The guide focuses on eight principles of Christian political engagement, starting with the importance of protecting religious freedom and liberty of conscience.
When it comes to safeguarding the nature and sanctity of human life, it warns that there is a "pandemic of extramarital sex" that leads to complex issues surrounding contraception.
"The Church is understandably reluctant to recommend contraception for unmarried sexual partners, given that it cannot condone extramarital sex. However, it is even more tragic when unmarried individuals compound one sin by then destroying the precious gift of life," the guide states.
Next, it calls for the strengthening of marriages, families, and children. It defines marriage as a "lifetime covenantal relationship between one man and one woman," calling it a "normative biblical symbol of God's relationship with His people."
The guide also insists that it celebrates single men and women who "often dedicate themselves to vocations that bless the church and the world."
In the fourth principle, the document points to Jesus Christ's ministry for why seeking justice and compassion for the poor and vulnerable is so important.
"God identifies with the poor and says that those who 'are kind to the poor lend to the Lord' while those who oppress the poor 'show contempt for their Maker' (Psalm 146:5–9; Proverbs 19:17, 14:31). Jesus said that those who do not care for the needy and the imprisoned demonstrate by such lack of action that they are not his followers (Matthew 25:31–46)," it states.
"The vulnerable include not only the poor, but those with less power, such as women, children, the aged, persons with disabilities, immigrants, refugees, minorities, the persecuted, prisoners and victims of human trafficking."
The NAE policy document moves on to preserving human rights, and urges U.S. foreign policy to employ sanctions against nations that abuse or deny such rights.
"Because the Creator gave human beings free will, religious liberty — including the right to change one's religion — is foundational and must be respected by governments and societies," it states.
In the section on pursuing racial justice and reconciliation, the NAE argues that the church, and the U.S. government, have much to apologize for.

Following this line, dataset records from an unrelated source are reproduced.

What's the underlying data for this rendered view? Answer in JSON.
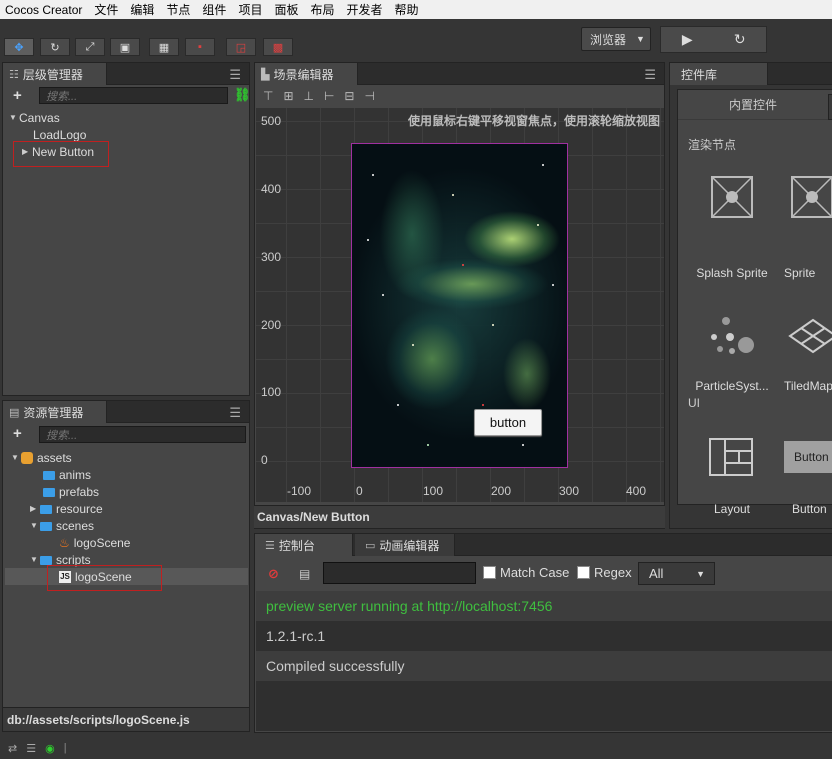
{
  "menu": {
    "app": "Cocos Creator",
    "items": [
      "文件",
      "编辑",
      "节点",
      "组件",
      "项目",
      "面板",
      "布局",
      "开发者",
      "帮助"
    ]
  },
  "toolbar": {
    "browser_select": "浏览器",
    "play_icon": "play-icon",
    "refresh_icon": "refresh-icon"
  },
  "hierarchy": {
    "title": "层级管理器",
    "search_placeholder": "搜索...",
    "nodes": [
      "Canvas",
      "LoadLogo",
      "New Button"
    ]
  },
  "assets": {
    "title": "资源管理器",
    "search_placeholder": "搜索...",
    "tree": [
      "assets",
      "anims",
      "prefabs",
      "resource",
      "scenes",
      "logoScene",
      "scripts",
      "logoScene"
    ],
    "footer": "db://assets/scripts/logoScene.js"
  },
  "scene": {
    "title": "场景编辑器",
    "hint": "使用鼠标右键平移视窗焦点，使用滚轮缩放视图",
    "y_ticks": [
      "500",
      "400",
      "300",
      "200",
      "100",
      "0"
    ],
    "x_ticks": [
      "-100",
      "0",
      "100",
      "200",
      "300",
      "400"
    ],
    "button_label": "button",
    "status": "Canvas/New Button"
  },
  "widgets": {
    "title": "控件库",
    "tab": "内置控件",
    "section_render": "渲染节点",
    "section_ui": "UI",
    "items": [
      "Splash Sprite",
      "Sprite",
      "ParticleSyst...",
      "TiledMap",
      "Layout",
      "Button"
    ],
    "button_preview": "Button"
  },
  "console": {
    "tab_console": "控制台",
    "tab_anim": "动画编辑器",
    "match_case": "Match Case",
    "regex": "Regex",
    "filter": "All",
    "lines": [
      {
        "text": "preview server running at http://localhost:7456",
        "color": "#3fbf3f"
      },
      {
        "text": "1.2.1-rc.1",
        "color": "#cccccc"
      },
      {
        "text": "Compiled successfully",
        "color": "#cccccc"
      }
    ]
  }
}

"The United States has a tragic history of genocide against Native Americans, the cruel practice of enslaving Africans, and the unjust segregation and exploitation of immigrants and the descendants of slaves," it writes.

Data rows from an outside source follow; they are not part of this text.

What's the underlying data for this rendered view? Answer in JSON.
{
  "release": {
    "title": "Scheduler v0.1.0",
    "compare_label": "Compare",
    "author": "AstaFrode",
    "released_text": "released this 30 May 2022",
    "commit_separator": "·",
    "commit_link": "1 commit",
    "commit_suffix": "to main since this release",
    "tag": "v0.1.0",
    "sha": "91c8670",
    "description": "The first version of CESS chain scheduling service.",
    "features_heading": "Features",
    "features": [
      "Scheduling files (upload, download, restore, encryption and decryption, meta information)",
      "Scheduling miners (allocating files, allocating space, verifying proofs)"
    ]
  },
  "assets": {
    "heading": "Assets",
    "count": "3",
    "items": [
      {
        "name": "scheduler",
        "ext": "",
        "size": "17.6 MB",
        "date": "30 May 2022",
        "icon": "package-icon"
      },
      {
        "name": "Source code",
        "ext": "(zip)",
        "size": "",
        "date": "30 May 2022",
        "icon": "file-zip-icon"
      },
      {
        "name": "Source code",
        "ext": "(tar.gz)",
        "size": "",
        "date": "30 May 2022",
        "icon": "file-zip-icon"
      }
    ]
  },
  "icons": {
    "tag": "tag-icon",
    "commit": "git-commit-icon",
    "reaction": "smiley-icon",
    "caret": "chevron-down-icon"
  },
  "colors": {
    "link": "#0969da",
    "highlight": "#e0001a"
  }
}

"While the United States has made significant strides toward legal and social equality in principle, the legacy of racism and implicit racial bias still leaves many Native Americans, African-Americans, Asian-Americans, Hispanics and other ethnic minorities vulnerable to a variety of social ills."
The guide then urges evangelicals to promote justice, peace and restrain from violence. It asks followers of Jesus to pray for and offer constructive criticism of government leaders.
Finally, it says that Christians must care for God's creation.
"Climate change is a threat multiplier. It increases the harm from desertification, pollution and other damage to creation. It especially impacts the poorest of God's children in the world. Food and water insecurity and vector-borne diseases force migrations, increase conflicts and make daily life more challenging in the developing world," it warns.